Perhaps unsurprisingly, they argued that Big Macs and the Venus De Milo are not the obvious combination for France’s best known art museum.
Maccy D’s press people reacted by telling the anti-fries lobby not to worry but their promise that it would be one of the chain’s “very high level” branches has done little by way of reassurance. Presumably”very high level” means the fries will be cooked in ostrich fat and that the fillet ‘o’ fishes, if they still do them, will be made with only the finest sea bass. And there will be no kids spitting little bits of straw wrappers at each other. And Carla Bruni might busk on her guitar outside.

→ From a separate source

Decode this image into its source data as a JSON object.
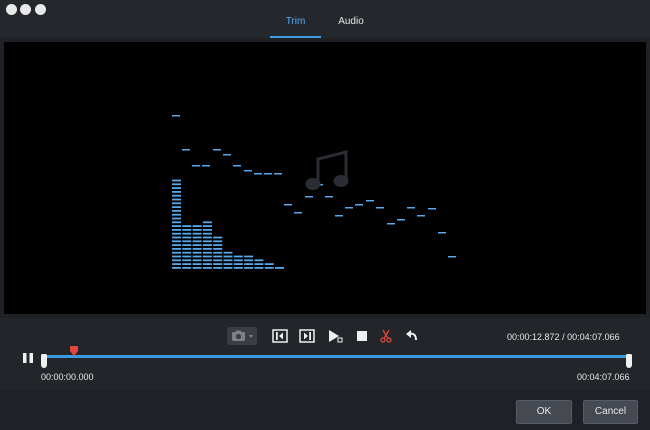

This culture clash has, of course, all been seen before. The good burghers (oh yes) of Hampstead certainly know the drill. In a war of attrition, they were slowly left brow-beaten when McDonalds decided they wanted to sell their happy meals out of Hampstead Village.
Although ultimately unsuccessful, the campaign against McDonalds was spirited. In fact, neighbourhood folklore – they love telling this one up in NW3 – has it that Ronnie Mac took 13 years to break it down and needed to navigate through a raft of legal hearings to move from the initial buying of a site in Hampstead to actually opening its doors in 1992.
Famous faces including Tom Conti, Margaret Drabble, Melvyn Bragg, Michael Foot and of course the late Peggy Jay all helped supply resistance with the customary petitions and threats of judicial review. In the end, Hampstead got a “high level” branch. No sea bass, it effectively meant the outside was painted black and the golden arches were toned down.